Qual o comportamento dos investidores?
Apesar dos riscos, o mercado parece ainda se manter fiel à agenda de reformas. Quando observamos o comportamento do câmbio, por exemplo, essa “fidelidade” fica ainda mais evidente.
Na esteira da eleição de Bolsonaro, o Real passou por uma forte valorização, saindo da casa dos R$ 4,20 para alcançar pouco menos de R$ 3,65. Este foi claramente um “voto de confiança” às propostas de reformas do governo.
Após um período de ajuste de expectativas, o ano começou com o dólar a R$ 3,84. Após a entrega da Proposta de Emenda à Constituição que versa sobre as mudanças no sistema previdenciário, o dólar foi para R$ 3,72.
Nas últimas semanas, em especial, temos a clara percepção de que a cotação da moeda americana tem oscilado acompanhando os movimentos internacionais. Os investidores, contudo, permanecem posicionados e ajustando suas posições em torno de dois pontos-chave: 1) quando a reforma da previdência será aprovada e 2) qual o tamanho da economia que será gerada.
Perspectivas para o câmbio
A evidência que reforça nossa leitura acerca das expectativas dos investidores é a permanência da taxa de câmbio entre R$ 3,80 e R$ 3,85.
Note que mesmo com a polêmica envolvendo o Sargento da Força Aérea Brasileira (FAB) que transportava cocaína na comitiva Brasileira para uma reunião do G-20 em Tóquio, no Japão, o dólar não registrou nenhuma oscilação significativa.

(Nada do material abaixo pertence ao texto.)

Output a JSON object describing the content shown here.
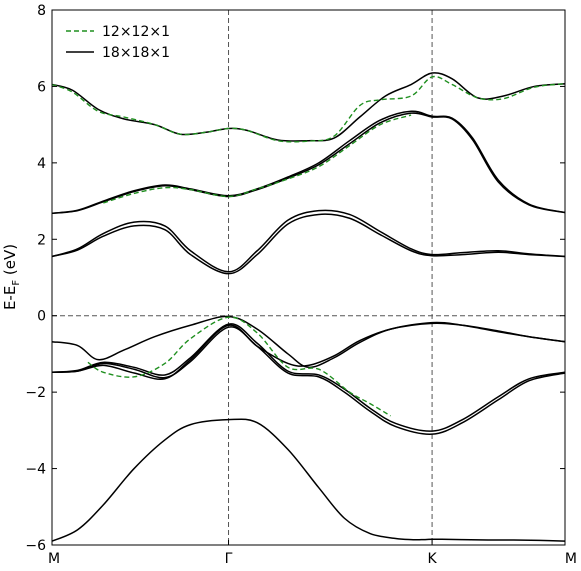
{
  "chart_data": {
    "type": "line",
    "title": "",
    "ylabel": "E-E",
    "ylabel_sub": "F",
    "ylabel_unit": " (eV)",
    "ylim": [
      -6,
      8
    ],
    "yticks": [
      "8",
      "6",
      "4",
      "2",
      "0",
      "−2",
      "−4",
      "−6"
    ],
    "yticks_values": [
      8,
      6,
      4,
      2,
      0,
      -2,
      -4,
      -6
    ],
    "xlim": [
      0,
      1
    ],
    "xticks": [
      "M",
      "Γ",
      "K",
      "M"
    ],
    "xticks_values": [
      0,
      0.3441,
      0.7409,
      1.0
    ],
    "fermi_level": 0,
    "grid": false,
    "legend_position": "top-left",
    "legend": [
      {
        "label": "12×12×1",
        "style": "dashed",
        "color": "#1f8f1f"
      },
      {
        "label": "18×18×1",
        "style": "solid",
        "color": "#000000"
      }
    ],
    "series": [
      {
        "group": "18×18×1",
        "color": "#000000",
        "style": "solid",
        "x": [
          0,
          0.05,
          0.1,
          0.16,
          0.22,
          0.27,
          0.3441,
          0.4,
          0.46,
          0.52,
          0.57,
          0.62,
          0.67,
          0.7,
          0.72,
          0.7409,
          0.76,
          0.8,
          0.85,
          0.9,
          0.95,
          1.0
        ],
        "y": [
          -5.9,
          -5.6,
          -4.95,
          -4.0,
          -3.25,
          -2.85,
          -2.72,
          -2.8,
          -3.5,
          -4.5,
          -5.3,
          -5.7,
          -5.83,
          -5.86,
          -5.86,
          -5.85,
          -5.85,
          -5.86,
          -5.87,
          -5.87,
          -5.88,
          -5.9
        ]
      },
      {
        "group": "18×18×1",
        "color": "#000000",
        "style": "solid",
        "x": [
          0,
          0.05,
          0.1,
          0.16,
          0.22,
          0.27,
          0.3441,
          0.4,
          0.46,
          0.52,
          0.57,
          0.62,
          0.67,
          0.7409,
          0.8,
          0.87,
          0.93,
          1.0
        ],
        "y": [
          -1.48,
          -1.45,
          -1.25,
          -1.4,
          -1.62,
          -1.2,
          -0.3,
          -0.8,
          -1.5,
          -1.6,
          -2.0,
          -2.5,
          -2.9,
          -3.1,
          -2.8,
          -2.2,
          -1.7,
          -1.5
        ]
      },
      {
        "group": "18×18×1",
        "color": "#000000",
        "style": "solid",
        "x": [
          0,
          0.05,
          0.1,
          0.16,
          0.22,
          0.27,
          0.3441,
          0.4,
          0.46,
          0.52,
          0.57,
          0.62,
          0.67,
          0.7409,
          0.8,
          0.87,
          0.93,
          1.0
        ],
        "y": [
          -1.48,
          -1.43,
          -1.22,
          -1.35,
          -1.55,
          -1.1,
          -0.22,
          -0.72,
          -1.45,
          -1.55,
          -1.92,
          -2.42,
          -2.82,
          -3.02,
          -2.72,
          -2.12,
          -1.65,
          -1.48
        ]
      },
      {
        "group": "18×18×1",
        "color": "#000000",
        "style": "solid",
        "x": [
          0,
          0.05,
          0.09,
          0.14,
          0.2,
          0.27,
          0.3441,
          0.4,
          0.46,
          0.5,
          0.55,
          0.6,
          0.66,
          0.7409,
          0.8,
          0.87,
          0.93,
          1.0
        ],
        "y": [
          -0.68,
          -0.78,
          -1.15,
          -0.9,
          -0.55,
          -0.25,
          -0.02,
          -0.35,
          -1.0,
          -1.35,
          -1.1,
          -0.7,
          -0.35,
          -0.18,
          -0.25,
          -0.42,
          -0.55,
          -0.68
        ]
      },
      {
        "group": "18×18×1",
        "color": "#000000",
        "style": "solid",
        "x": [
          0,
          0.05,
          0.1,
          0.16,
          0.22,
          0.27,
          0.3441,
          0.4,
          0.46,
          0.5,
          0.55,
          0.6,
          0.66,
          0.7409,
          0.8,
          0.87,
          0.93,
          1.0
        ],
        "y": [
          -1.48,
          -1.45,
          -1.3,
          -1.5,
          -1.65,
          -1.15,
          -0.25,
          -0.8,
          -1.25,
          -1.3,
          -1.05,
          -0.65,
          -0.35,
          -0.2,
          -0.25,
          -0.4,
          -0.55,
          -0.68
        ]
      },
      {
        "group": "18×18×1",
        "color": "#000000",
        "style": "solid",
        "x": [
          0,
          0.05,
          0.1,
          0.16,
          0.22,
          0.27,
          0.3441,
          0.4,
          0.46,
          0.52,
          0.58,
          0.64,
          0.7,
          0.7409,
          0.8,
          0.87,
          0.93,
          1.0
        ],
        "y": [
          1.55,
          1.75,
          2.15,
          2.45,
          2.35,
          1.7,
          1.15,
          1.7,
          2.5,
          2.75,
          2.65,
          2.2,
          1.75,
          1.6,
          1.65,
          1.7,
          1.62,
          1.55
        ]
      },
      {
        "group": "18×18×1",
        "color": "#000000",
        "style": "solid",
        "x": [
          0,
          0.05,
          0.1,
          0.16,
          0.22,
          0.27,
          0.3441,
          0.4,
          0.46,
          0.52,
          0.58,
          0.64,
          0.7,
          0.7409,
          0.8,
          0.87,
          0.93,
          1.0
        ],
        "y": [
          1.55,
          1.72,
          2.08,
          2.35,
          2.25,
          1.6,
          1.1,
          1.6,
          2.4,
          2.65,
          2.55,
          2.12,
          1.7,
          1.57,
          1.6,
          1.66,
          1.6,
          1.55
        ]
      },
      {
        "group": "18×18×1",
        "color": "#000000",
        "style": "solid",
        "x": [
          0,
          0.05,
          0.1,
          0.16,
          0.22,
          0.27,
          0.3441,
          0.4,
          0.46,
          0.52,
          0.58,
          0.64,
          0.7,
          0.7409,
          0.78,
          0.82,
          0.87,
          0.93,
          1.0
        ],
        "y": [
          2.68,
          2.75,
          2.98,
          3.25,
          3.4,
          3.3,
          3.12,
          3.3,
          3.6,
          3.95,
          4.5,
          5.05,
          5.3,
          5.2,
          5.15,
          4.6,
          3.5,
          2.9,
          2.7
        ]
      },
      {
        "group": "18×18×1",
        "color": "#000000",
        "style": "solid",
        "x": [
          0,
          0.05,
          0.1,
          0.16,
          0.22,
          0.27,
          0.3441,
          0.4,
          0.46,
          0.52,
          0.58,
          0.64,
          0.7,
          0.7409,
          0.78,
          0.82,
          0.87,
          0.93,
          1.0
        ],
        "y": [
          2.68,
          2.76,
          3.0,
          3.27,
          3.42,
          3.32,
          3.14,
          3.32,
          3.63,
          4.0,
          4.58,
          5.12,
          5.35,
          5.22,
          5.17,
          4.65,
          3.55,
          2.92,
          2.7
        ]
      },
      {
        "group": "18×18×1",
        "color": "#000000",
        "style": "solid",
        "x": [
          0,
          0.04,
          0.09,
          0.14,
          0.2,
          0.25,
          0.3,
          0.3441,
          0.38,
          0.44,
          0.5,
          0.55,
          0.6,
          0.65,
          0.7,
          0.7409,
          0.78,
          0.83,
          0.88,
          0.94,
          1.0
        ],
        "y": [
          6.05,
          5.9,
          5.4,
          5.15,
          5.0,
          4.75,
          4.8,
          4.9,
          4.85,
          4.6,
          4.58,
          4.65,
          5.2,
          5.75,
          6.05,
          6.35,
          6.2,
          5.7,
          5.75,
          6.0,
          6.07
        ]
      },
      {
        "group": "12×12×1",
        "color": "#1f8f1f",
        "style": "dashed",
        "x": [
          0,
          0.04,
          0.09,
          0.14,
          0.2,
          0.25,
          0.3,
          0.3441,
          0.38,
          0.44,
          0.5,
          0.55,
          0.6,
          0.64,
          0.7,
          0.7409,
          0.78,
          0.83,
          0.88,
          0.94,
          1.0
        ],
        "y": [
          6.05,
          5.85,
          5.35,
          5.2,
          5.0,
          4.75,
          4.8,
          4.9,
          4.85,
          4.58,
          4.57,
          4.7,
          5.5,
          5.65,
          5.75,
          6.25,
          6.05,
          5.7,
          5.68,
          5.98,
          6.07
        ]
      },
      {
        "group": "12×12×1",
        "color": "#1f8f1f",
        "style": "dashed",
        "x": [
          0.07,
          0.1,
          0.16,
          0.22,
          0.27,
          0.3441,
          0.4,
          0.46,
          0.52,
          0.58,
          0.62,
          0.66
        ],
        "y": [
          -1.22,
          -1.48,
          -1.6,
          -1.25,
          -0.6,
          -0.04,
          -0.45,
          -1.35,
          -1.4,
          -2.0,
          -2.3,
          -2.62
        ]
      },
      {
        "group": "12×12×1",
        "color": "#1f8f1f",
        "style": "dashed",
        "x": [
          0.1,
          0.16,
          0.22,
          0.27,
          0.3441,
          0.4,
          0.46,
          0.52,
          0.58,
          0.64,
          0.7
        ],
        "y": [
          2.95,
          3.2,
          3.35,
          3.3,
          3.12,
          3.32,
          3.58,
          3.9,
          4.45,
          5.0,
          5.25
        ]
      }
    ]
  }
}
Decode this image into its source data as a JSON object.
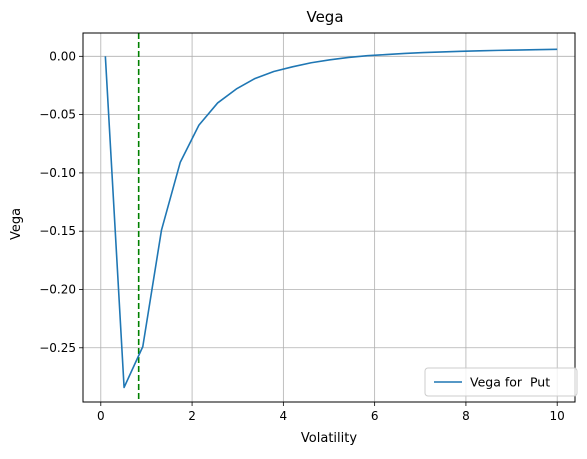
{
  "chart_data": {
    "type": "line",
    "title": "Vega",
    "xlabel": "Volatility",
    "ylabel": "Vega",
    "xlim": [
      -0.39,
      10.39
    ],
    "ylim": [
      -0.2965,
      0.02
    ],
    "xticks": [
      0,
      2,
      4,
      6,
      8,
      10
    ],
    "yticks": [
      0.0,
      -0.05,
      -0.1,
      -0.15,
      -0.2,
      -0.25
    ],
    "xtick_labels": [
      "0",
      "2",
      "4",
      "6",
      "8",
      "10"
    ],
    "ytick_labels": [
      "0.00",
      "−0.05",
      "−0.10",
      "−0.15",
      "−0.20",
      "−0.25"
    ],
    "grid": true,
    "legend_position": "lower-right",
    "series": [
      {
        "name": "Vega for  Put",
        "color": "#1f77b4",
        "x": [
          0.1,
          0.51,
          0.92,
          1.33,
          1.74,
          2.15,
          2.56,
          2.97,
          3.38,
          3.79,
          4.2,
          4.61,
          5.02,
          5.43,
          5.84,
          6.25,
          6.66,
          7.07,
          7.48,
          7.89,
          8.3,
          8.71,
          9.12,
          9.53,
          10.0
        ],
        "y": [
          0.0,
          -0.284,
          -0.249,
          -0.149,
          -0.091,
          -0.059,
          -0.04,
          -0.028,
          -0.019,
          -0.013,
          -0.009,
          -0.0055,
          -0.003,
          -0.001,
          0.0005,
          0.0015,
          0.0025,
          0.0032,
          0.0038,
          0.0043,
          0.0047,
          0.0051,
          0.0054,
          0.0057,
          0.006
        ]
      }
    ],
    "vline": {
      "x": 0.83,
      "color": "#008000",
      "style": "dashed"
    }
  }
}
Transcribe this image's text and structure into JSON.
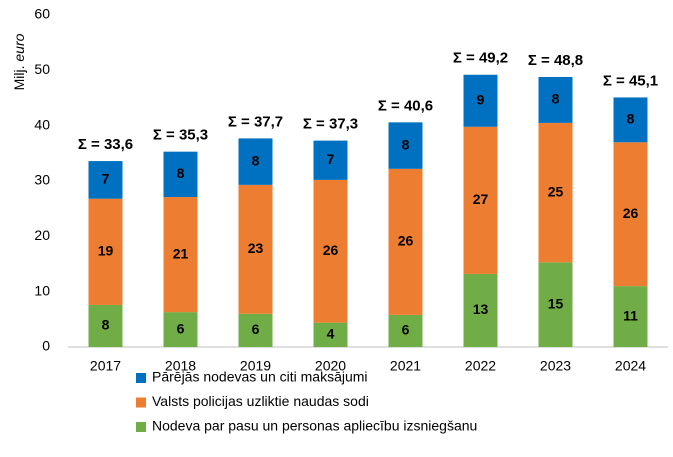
{
  "chart_data": {
    "type": "stacked_bar",
    "ylabel": [
      "Milj.",
      "euro"
    ],
    "categories": [
      "2017",
      "2018",
      "2019",
      "2020",
      "2021",
      "2022",
      "2023",
      "2024"
    ],
    "series": [
      {
        "name": "Nodeva par pasu un personas apliecību izsniegšanu",
        "color": "#70ad47",
        "values": [
          7.6,
          6.3,
          6.0,
          4.4,
          5.8,
          13.2,
          15.3,
          11.0
        ],
        "value_labels": [
          "8",
          "6",
          "6",
          "4",
          "6",
          "13",
          "15",
          "11"
        ]
      },
      {
        "name": "Valsts policijas uzliktie naudas sodi",
        "color": "#ed7d31",
        "values": [
          19.2,
          20.8,
          23.3,
          25.8,
          26.4,
          26.6,
          25.2,
          26.0
        ],
        "value_labels": [
          "19",
          "21",
          "23",
          "26",
          "26",
          "27",
          "25",
          "26"
        ]
      },
      {
        "name": "Pārējās nodevas un citi maksājumi",
        "color": "#0070c0",
        "values": [
          6.8,
          8.2,
          8.4,
          7.1,
          8.4,
          9.4,
          8.3,
          8.1
        ],
        "value_labels": [
          "7",
          "8",
          "8",
          "7",
          "8",
          "9",
          "8",
          "8"
        ]
      }
    ],
    "totals": [
      33.6,
      35.3,
      37.7,
      37.3,
      40.6,
      49.2,
      48.8,
      45.1
    ],
    "total_labels": [
      "Σ = 33,6",
      "Σ = 35,3",
      "Σ = 37,7",
      "Σ = 37,3",
      "Σ = 40,6",
      "Σ = 49,2",
      "Σ = 48,8",
      "Σ = 45,1"
    ],
    "ylim": [
      0,
      60
    ],
    "yticks": [
      0,
      10,
      20,
      30,
      40,
      50,
      60
    ],
    "grid": false
  }
}
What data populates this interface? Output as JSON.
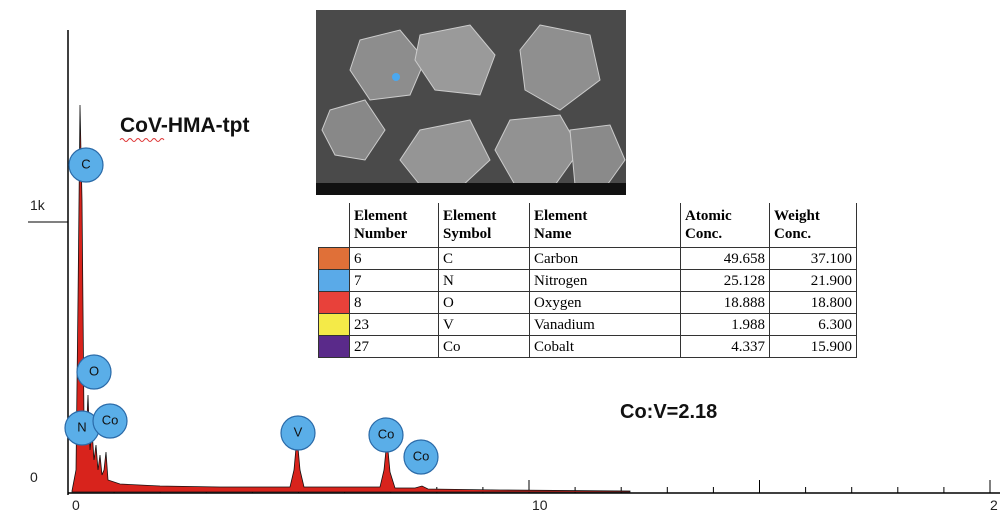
{
  "sample": "CoV-HMA-tpt",
  "ratio": "Co:V=2.18",
  "y_axis_labels": [
    "1k",
    "0"
  ],
  "x_axis_labels": [
    "0",
    "10",
    "2"
  ],
  "peaks": [
    "C",
    "O",
    "N",
    "Co",
    "V",
    "Co",
    "Co"
  ],
  "table": {
    "headers": [
      [
        "Element",
        "Number"
      ],
      [
        "Element",
        "Symbol"
      ],
      [
        "Element",
        "Name"
      ],
      [
        "Atomic",
        "Conc."
      ],
      [
        "Weight",
        "Conc."
      ]
    ],
    "rows": [
      {
        "color": "#e07038",
        "cells": [
          "6",
          "C",
          "Carbon",
          "49.658",
          "37.100"
        ]
      },
      {
        "color": "#5aaae8",
        "cells": [
          "7",
          "N",
          "Nitrogen",
          "25.128",
          "21.900"
        ]
      },
      {
        "color": "#e8413a",
        "cells": [
          "8",
          "O",
          "Oxygen",
          "18.888",
          "18.800"
        ]
      },
      {
        "color": "#f4ea48",
        "cells": [
          "23",
          "V",
          "Vanadium",
          "1.988",
          "6.300"
        ]
      },
      {
        "color": "#5a2a8a",
        "cells": [
          "27",
          "Co",
          "Cobalt",
          "4.337",
          "15.900"
        ]
      }
    ]
  }
}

Por outro lado, a moeda estadunidense subiu durante a sessão de quinta-feira (27 de junho), acompanhando as expectativas em torno de novos diálogos entre EUA e China acerca das tensões comerciais. Na máxima do dia, o dólar chegou a ser negociado cotado a R$ 3,87, mas rapidamente a cotação foi corrigida, orbitando a casa dos R$ 3,83.
Isso posto, reiteramos que os investidores estão atentos aos movimentos externos que lhes permitam aproveitar oportunidades de curto prazo no mercado cambial. Contudo, as expectativas estão ancoradas na reforma da previdência.
Há bastante atenção na Comissão Especial que avalia a matéria da PEC que trata da previdência, uma vez que, sob a ótica dos investidores, ela dará mais sinais do tamanho da economia e de quando a reforma será aprovada.
Até lá, as perspectivas para o câmbio permanecem relativamente estáveis entre R$ 3,80 e R$ 3,85, com um viés de baixa que se mantém dada a ancoragem das expectativas na reforma.
Seguimos de olho.
André Galhardo é economista-chefe da Análise Econômica Consultoria, professor e coordenador universitário nos cursos de Ciências Econômicas. Mestre em Economia Política pela PUC-SP, possui ampla experiência em análise de conjuntura econômica nacional e internacional, com passagens pelo setor público.